Books, Beer, and The Future

Books, beer, and the future is a conversation about life.

Now I know you’re thinking “This pompous ass. “A conversation about life”? Let me guess, you’re reading War and Peace, while drinking a local-brew IPA, after riding home on your fixie? Freakin’ Hipster….” Well you sir and/or madam would be wrong about all of those things.

War and Peace sucks. IPAs taste like my front lawn. Fixed gear bicycles are wildly impractical given modern urban sprawl. I am NOT a hipster. In many ways, I’m a dead-ass average American. White, mid-20’s, median-income, girlfriend, cat, dog.

In other ways though, I do think I’m special. I read a lot of books in an age where some people can’t imagine reading more than 140 characters at a time. More than that, I read non-fiction books (the horror!) in an age when Google will answer any question you might have in a matter of seconds. I drink beer, but I’ll be honest, it’s mostly average beer. Nothing goes better with a biography than an ice cold Miller Lite. The beer is here mostly for the alliteration in the title.

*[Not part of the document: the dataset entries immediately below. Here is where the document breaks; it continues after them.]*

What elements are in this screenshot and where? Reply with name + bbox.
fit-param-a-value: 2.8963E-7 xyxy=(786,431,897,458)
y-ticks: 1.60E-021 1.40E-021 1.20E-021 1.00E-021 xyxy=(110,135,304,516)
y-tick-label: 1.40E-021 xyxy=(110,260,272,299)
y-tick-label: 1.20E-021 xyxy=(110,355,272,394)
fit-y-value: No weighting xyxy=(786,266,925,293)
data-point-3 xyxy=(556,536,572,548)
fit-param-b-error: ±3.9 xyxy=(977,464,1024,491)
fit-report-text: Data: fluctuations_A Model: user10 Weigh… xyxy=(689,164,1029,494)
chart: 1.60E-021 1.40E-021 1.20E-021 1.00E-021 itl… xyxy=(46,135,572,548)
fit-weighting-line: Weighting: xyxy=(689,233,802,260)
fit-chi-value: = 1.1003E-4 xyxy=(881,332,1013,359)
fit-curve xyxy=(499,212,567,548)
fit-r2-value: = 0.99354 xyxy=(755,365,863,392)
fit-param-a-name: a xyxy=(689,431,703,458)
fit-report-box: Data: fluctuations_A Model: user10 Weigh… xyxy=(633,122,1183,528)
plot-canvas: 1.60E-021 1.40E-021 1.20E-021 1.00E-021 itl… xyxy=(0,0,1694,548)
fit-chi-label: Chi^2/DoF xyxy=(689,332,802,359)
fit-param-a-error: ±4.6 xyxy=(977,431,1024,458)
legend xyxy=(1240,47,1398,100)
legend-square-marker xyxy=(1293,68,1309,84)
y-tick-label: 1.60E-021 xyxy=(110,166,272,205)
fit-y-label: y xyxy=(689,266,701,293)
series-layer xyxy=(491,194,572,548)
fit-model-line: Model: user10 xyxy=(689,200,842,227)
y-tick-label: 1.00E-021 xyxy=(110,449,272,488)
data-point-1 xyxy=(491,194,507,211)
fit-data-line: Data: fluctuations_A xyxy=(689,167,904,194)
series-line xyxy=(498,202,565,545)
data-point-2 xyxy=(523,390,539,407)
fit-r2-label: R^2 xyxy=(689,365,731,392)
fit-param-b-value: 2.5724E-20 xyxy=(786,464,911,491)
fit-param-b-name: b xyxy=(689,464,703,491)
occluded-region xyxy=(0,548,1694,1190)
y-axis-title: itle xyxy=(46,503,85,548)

But The Future. That’s where I do think I’m special. Not because I think I’m going to make some sort of grand contribution, or “the future needs me!” sort of thing. No I just think about it a lot. In a time when so many people are concerned more with bringing back imagined glories of the past, I still cling to the idea that tomorrow will be different, and that different will be good. That science and technology will not only save us, but that it’ll be really freakin’ cool too.

The main inspiration for this blog is a chapter from Zero to One by PayPal co-founder and venture capitalist Peter Thiel. Without getting too much into right now (it’ll be the subject of a whole post in a few days/weeks), Thiel flat out rejects the idea that success is based on luck, or random chance. He lays out four views of the future: indefinite pessimism and indefinite optimism, and definite pessimism and definite optimism.

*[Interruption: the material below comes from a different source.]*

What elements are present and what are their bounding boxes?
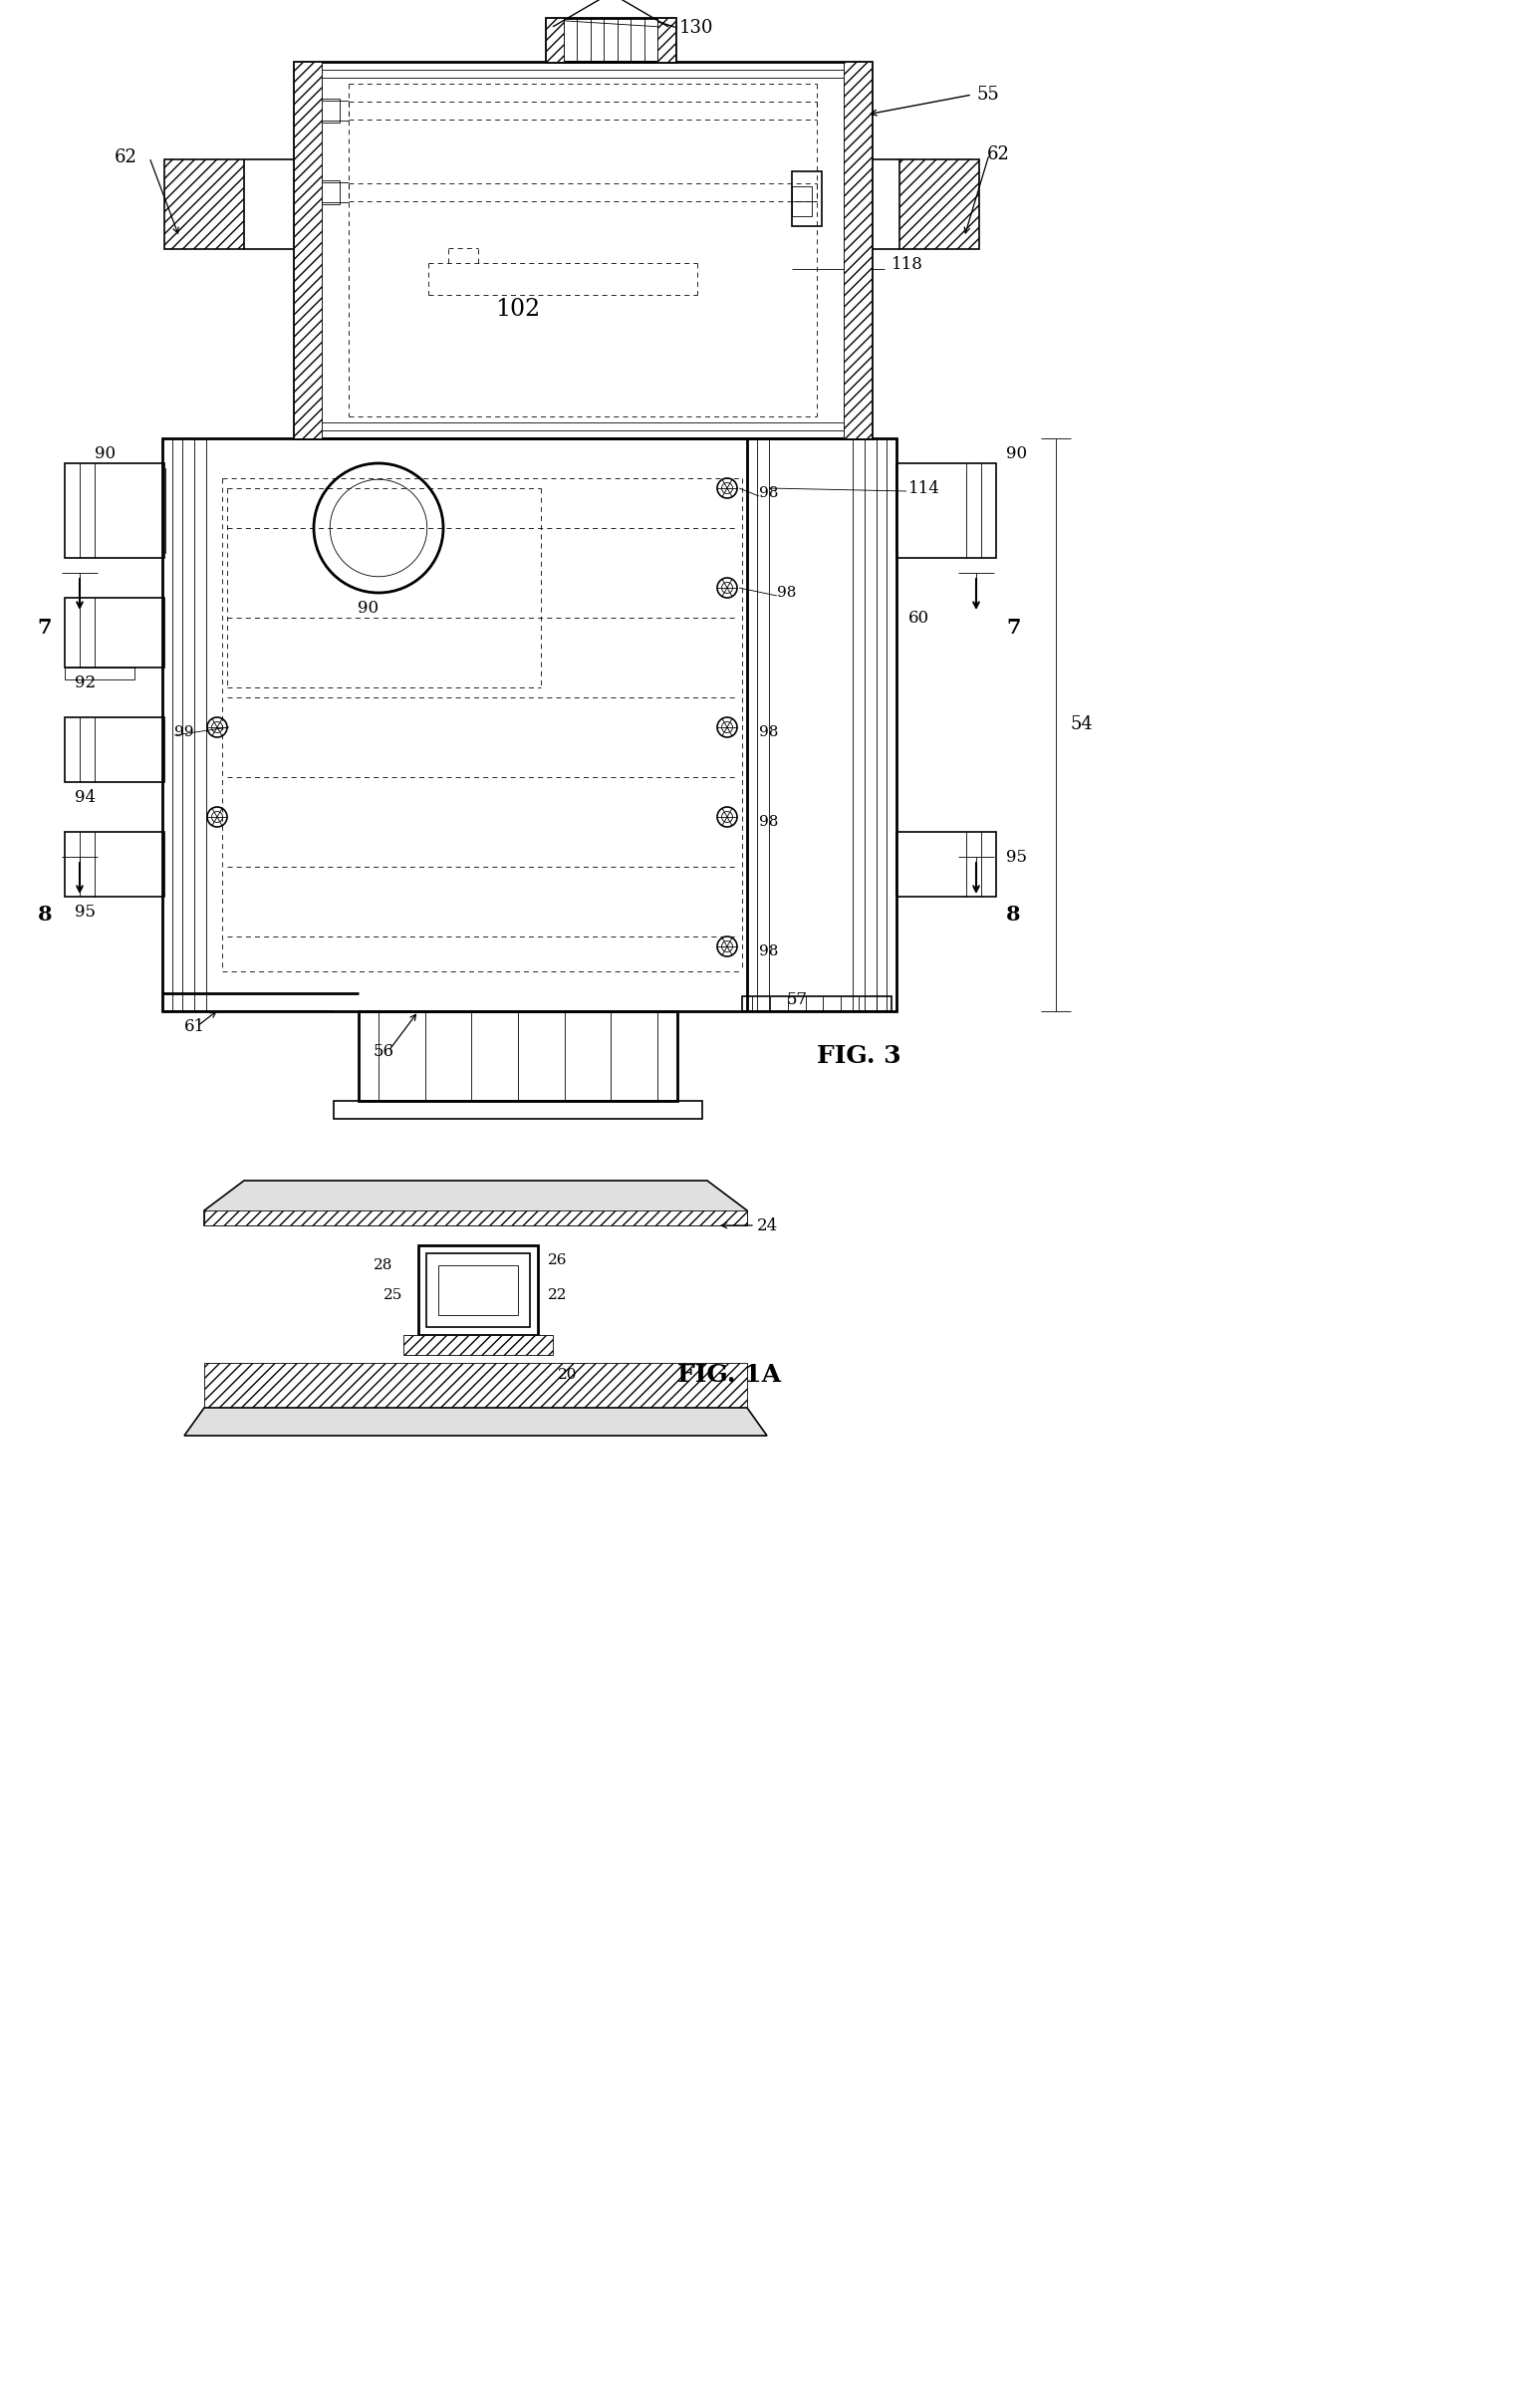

It’s the optimistic views that Books, Beer, and The Future is mainly concerned with. Thiel argues that Americans by and large are indefinite optimists. To quote- “An indefinite optimist believes the future will be better, but he doesn’t know how, so he won’t make any specific plans.”

Screw. These. People.

The Future (capital F) doesn’t just happen. Someone has to make it happen. Someone has to work, and plan, and most importantly dream, to make it happen. That’s what a definite optimist is. And definite optimists change the world.

So that’s what this blog is mostly about. Reading books that inspire us with the passion, and enable us with the knowledge, to build a better tomorrow. It’s a place to discuss not only the cool scientific discoveries and tech inventions that will take us there, but how we might use them, what’s stopping us, and how we can change that. All while having a few cold ones.

Books, Beer, and The Future is a conversation about life. Not as it is. As it should be.

And yes, of course we’re going to be talking about Elon Musk. A lot.